Bermula dari jalan-jalan pagi di hari Ahad, 3 Desember 2017 tidak jauh dari rumah, kondisi tubuhnya normal, tidak tampak aura kesakitan pada diri anak keempat saya.
Entah kenapa, sore harinya anak saya yang bernama Pipit ini badannya panas, kami pun bertanya-tanya akan penyebab panasnya si bontot. Spontan istri saya membawanya ke dokter umum langganan dekat rumah pada pukul 17.30 WITA, setelah diperiksa secara saksama lalu diberi resep obat paten. Seiring jalannya waktu, lantaran menolak minum obat sehingga mengalami mutah-muntah, kami tak menyerah.
Pada Ahad pukul 02.00 WITA atau Senin (4/12/17) istri saya berinisiatif minta pertolongan tetangga dekat rumah untuk mengantar ke Rumah Sakit terdekat. Segera mereka meluncur ke sebuah Rumah Sakit Angkatan Udara Republik Indonesia Mandai, bertujuan melakukan pertolongan pertama dengan diinfus.
Setelah rawat inap dua hari di Rumah Sakit AURI, panas suhu badan mencapai 40 derajat celcius, lalu normal seperti sedia kala. Saya memanggil perawat untuk melihat kondisi anak yang sedang mengalami kejang, ternyata dokter spesialis anaknya tidak berada di tempat. Jarak tempuh antara bandara dan pusat kota yang cukup jauh menjadi kendala dokter datang tepat waktu.
Atas step atau kejang beberapa kali tersebut, salah satu perawat menyarankan untuk pengobatan nonmedis, "Siapa tahu ada makhluk astral merasuki tubuh adik pipit," tukas perawat. Dalam hati berkata, di zaman now seseorang perawat seharusnya tidak berujar demikian menghadapi pasien.
Saking akutnya dehidrasi, apabila diberi makan atau minum berontak sejadi-jadinya, tidak lama kejang kembali. Kepanikan membuat akal sehat saya kacau, setibanya di rumah para tetangga terdekat memanggil "orang pintar" dianggap memiliki kelebihan dari orang kebanyakan untuk menyembuhkan kejang-kejangnya anak perempuan kami, bahkan tiga orang sekaligus datang menangani.
Orang pintar pertama tidak lain tetangga sendiri, dengan cekatan dia meminta kami menyediakan minyak sayur, bawang merah tunggal atau seadanya, lalu dioleskan secara merata disekujur punggungnya.

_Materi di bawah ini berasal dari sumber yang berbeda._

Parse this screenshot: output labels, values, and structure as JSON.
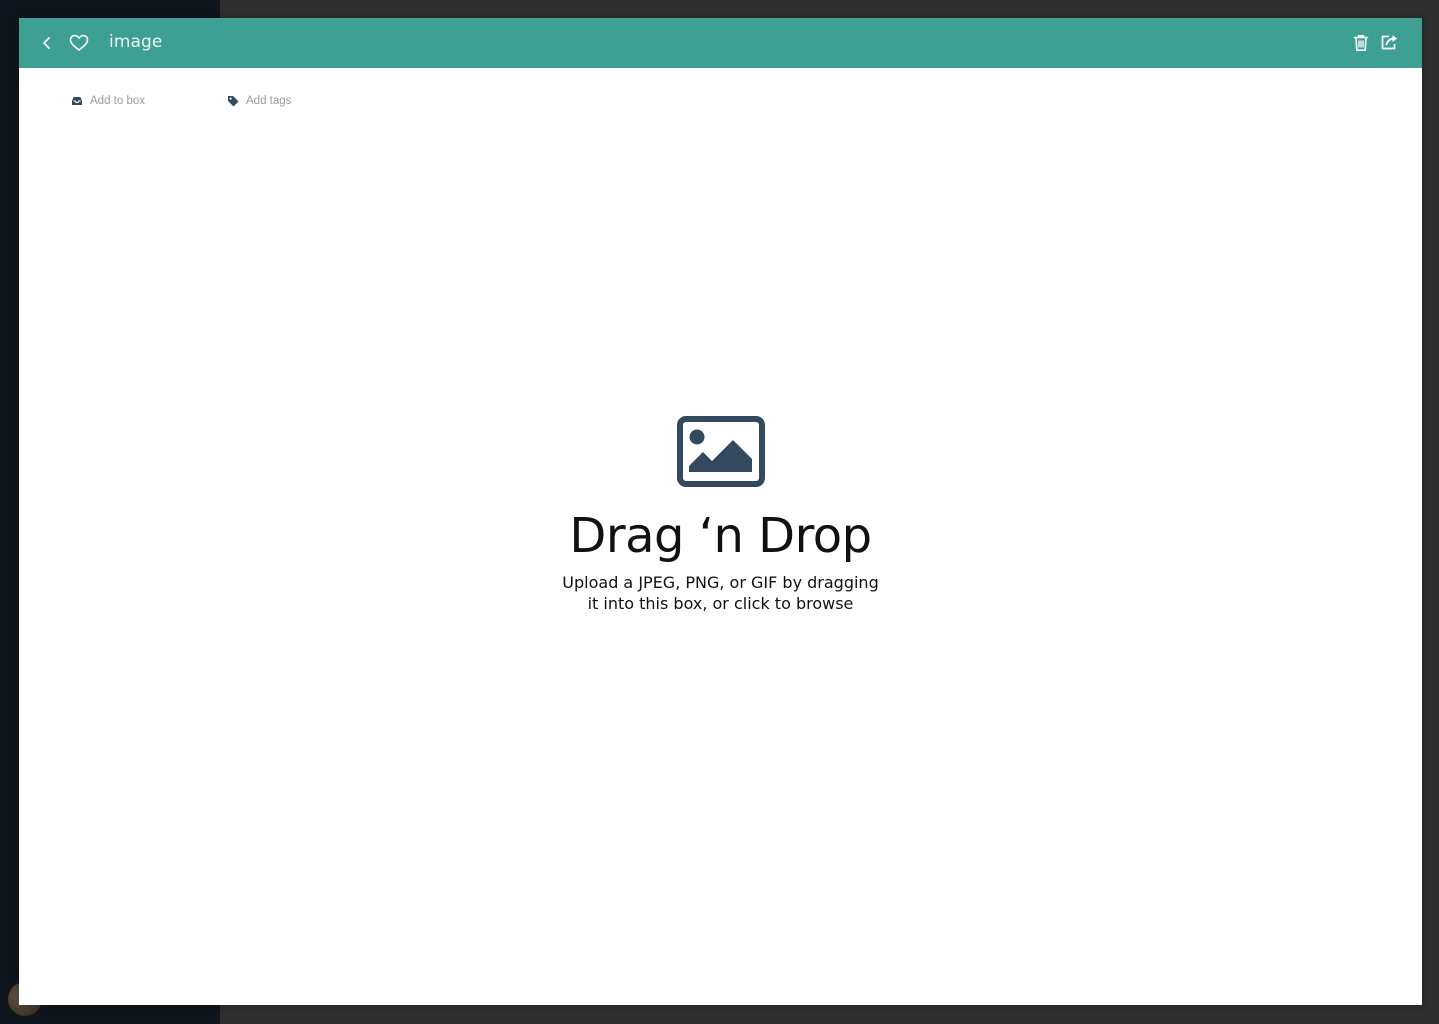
{
  "modal": {
    "title": "image",
    "colors": {
      "header": "#3da092",
      "icon_dark": "#34495e"
    },
    "icons": {
      "back": "chevron-left-icon",
      "favorite": "heart-icon",
      "delete": "trash-icon",
      "share": "share-icon"
    }
  },
  "meta": {
    "add_to_box": "Add to box",
    "add_tags": "Add tags"
  },
  "dropzone": {
    "icon": "image-icon",
    "title": "Drag ‘n Drop",
    "subtitle": "Upload a JPEG, PNG, or GIF by dragging it into this box, or click to browse"
  }
}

Tak lama berselang, Pipit mengeluarkan kentut berarti sudah membaik, ritual terakhir diminumkan satu gelas air minum sebelumnya sudah dijampi-jampi.
Orang pintar kedua, boleh dikatakan terbiasa menghadapi hal-hal nonmedis seperti ini. Begitu dia datang, pertama dilakukan memegang punggung dan bokong Pipit, sambil membacakan doa-doa. Hebatnya Daeng Tawang memegang punggungnya, Pipit ini ngompol di tempat tidur, juga meminta kami menyediakan air buat diminum.

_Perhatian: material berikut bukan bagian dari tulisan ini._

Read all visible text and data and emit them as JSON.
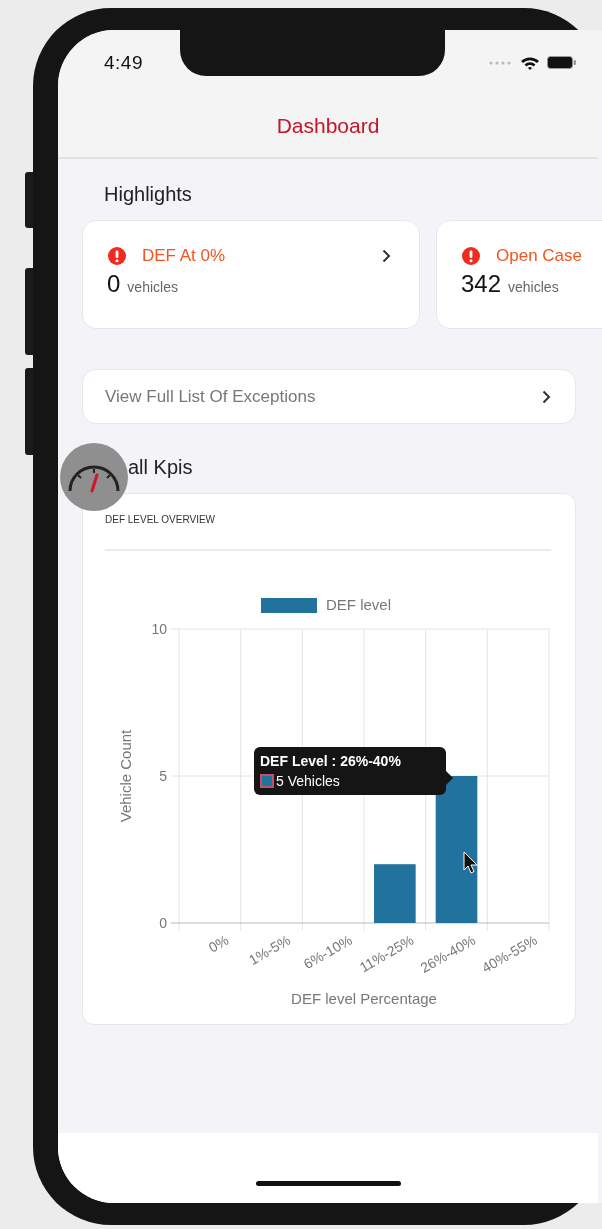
{
  "status_bar": {
    "time": "4:49"
  },
  "header": {
    "title": "Dashboard"
  },
  "highlights": {
    "title": "Highlights",
    "cards": [
      {
        "title": "DEF At 0%",
        "count": "0",
        "unit": "vehicles"
      },
      {
        "title": "Open Case",
        "count": "342",
        "unit": "vehicles"
      }
    ]
  },
  "exceptions_link": {
    "label": "View Full List Of Exceptions"
  },
  "kpis": {
    "title": "all Kpis"
  },
  "chart_card": {
    "title": "DEF LEVEL OVERVIEW",
    "chart_data": {
      "type": "bar",
      "xlabel": "DEF level Percentage",
      "ylabel": "Vehicle Count",
      "categories": [
        "0%",
        "1%-5%",
        "6%-10%",
        "11%-25%",
        "26%-40%",
        "40%-55%"
      ],
      "series": [
        {
          "name": "DEF level",
          "color": "#22729e",
          "values": [
            0,
            0,
            0,
            2,
            5,
            0
          ]
        }
      ],
      "ylim": [
        0,
        10
      ],
      "yticks": [
        0,
        5,
        10
      ]
    },
    "tooltip": {
      "title": "DEF Level : 26%-40%",
      "text": "5 Vehicles"
    }
  }
}
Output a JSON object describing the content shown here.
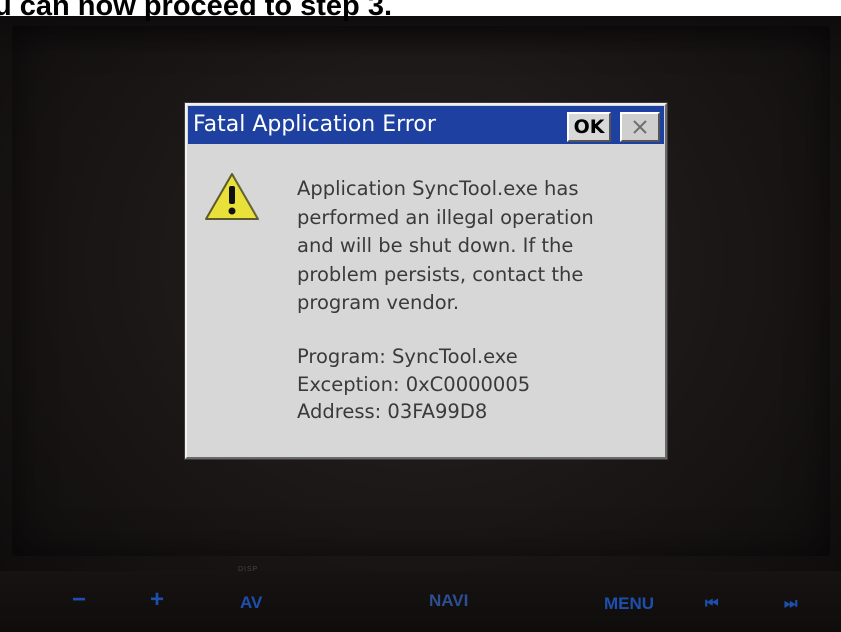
{
  "caption": "u can now proceed to step 3.",
  "dialog": {
    "title": "Fatal Application Error",
    "ok_label": "OK",
    "message_lines": [
      "Application SyncTool.exe has",
      "performed an illegal operation",
      "and will be shut down.  If the",
      "problem persists, contact the",
      "program vendor."
    ],
    "details": {
      "program": "Program: SyncTool.exe",
      "exception": "Exception: 0xC0000005",
      "address": "Address: 03FA99D8"
    },
    "icon": "warning-icon",
    "titlebar_color": "#1e40a0"
  },
  "device": {
    "disp_label": "DISP",
    "buttons": {
      "minus": "−",
      "plus": "+",
      "av": "AV",
      "navi": "NAVI",
      "menu": "MENU",
      "prev": "⏮",
      "next": "⏭"
    },
    "button_color": "#1d4fae"
  }
}
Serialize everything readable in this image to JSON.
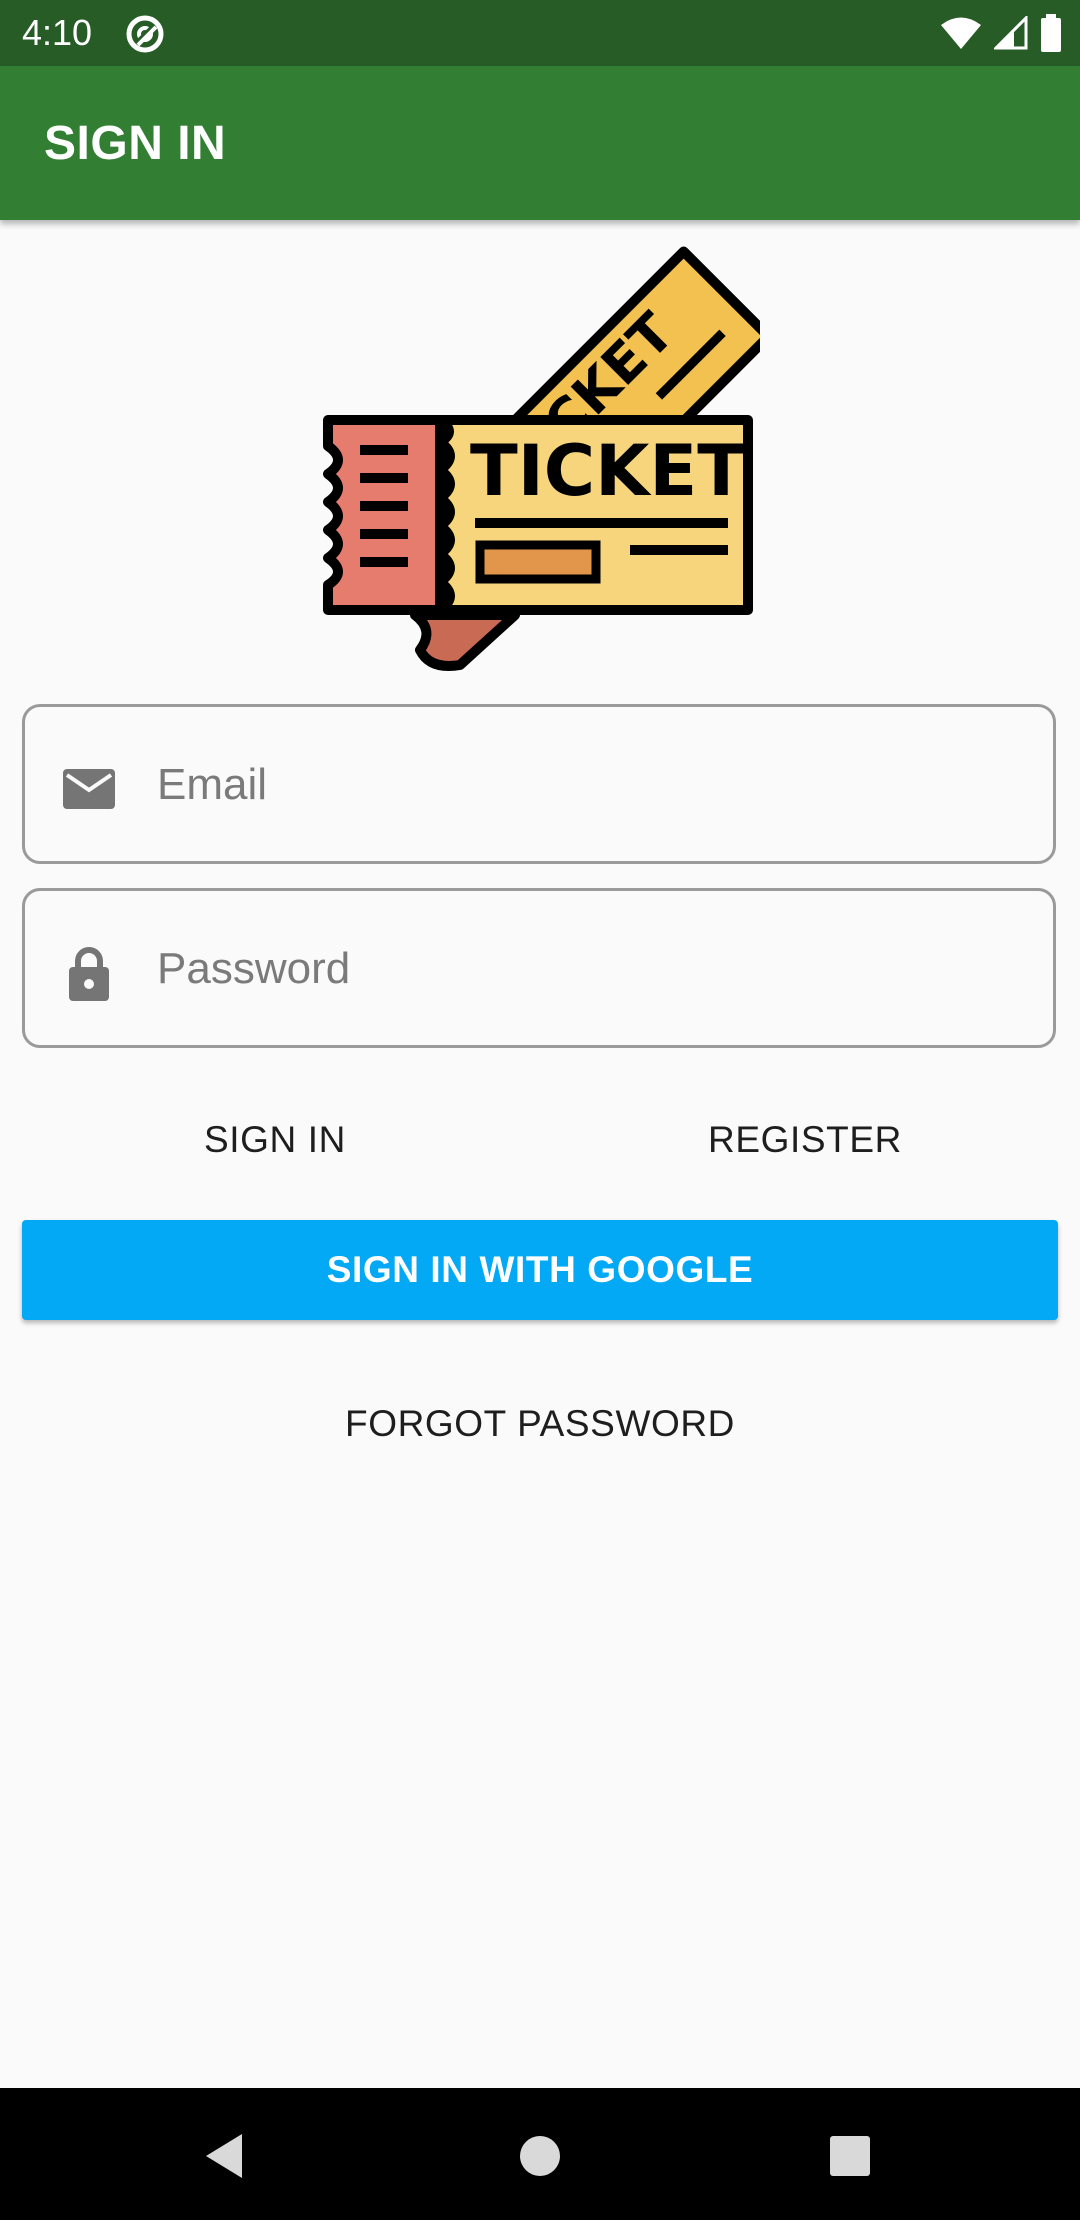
{
  "status_bar": {
    "time": "4:10",
    "icons": [
      "app-notification-icon",
      "wifi-icon",
      "signal-icon",
      "battery-icon"
    ]
  },
  "app_bar": {
    "title": "SIGN IN",
    "color": "#327f33"
  },
  "logo": {
    "front_ticket_text": "TICKET",
    "back_ticket_text": "CKET"
  },
  "form": {
    "email": {
      "placeholder": "Email",
      "value": "",
      "icon": "email-icon"
    },
    "password": {
      "placeholder": "Password",
      "value": "",
      "icon": "lock-icon"
    }
  },
  "actions": {
    "sign_in_label": "SIGN IN",
    "register_label": "REGISTER",
    "google_label": "SIGN IN WITH GOOGLE",
    "google_color": "#03a9f4",
    "forgot_label": "FORGOT PASSWORD"
  },
  "nav_bar": {
    "icons": [
      "back-icon",
      "home-icon",
      "recents-icon"
    ]
  }
}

Orang pintar ketiga berprofesi sebagai tukang ojeg terbilang meyakinkan. Begitu memasuki pintu rumah, dia melihat sekeliling ruangan rumah, menurutnya anak saya ada yang merasukinya menyerupai buaya. Dibacalah kesaktiannya untuk berkomunikasi dengan makhluk astral itu. Ada gangguan merasuki tubuh anak ta' (anakmu) minta disediakan sajian/sesajen sebagai tanda tabe' atau permisi agar anak-anak tidak mendapat gangguan makhluk gaib.
Sepulangnya orang-orang pintar ternyata tidak ada perubahan, bukannya mereda, kejangnya kian parah hingga sekujur tubuh membiru, tubuhnya sedingin es, jantung berhenti berdetak, boleh dikatakan meninggal. Sontak air mata kami selaku orang tua dan tetangga pun tumpah ruah, membasahi ruangan rumah sederhana tipe 21 berukuran 6x14 meter, melihat anak usia 9 tahun terbujur kaku.
Setiba di Rumah Sakit Akademis, tanpa BPJS yang konon harus ada rujukan Puskesmas terdekat, terburu tidak tertolong prosedur itu tidak kami lakukan dan ribet. Usai mendapat penanganan cepat para medis, jarum infus ahrus menusuk kulit ari anak kami yang terbaring lemah tak berdaya. Selanjutnya kami ambil kelas umum.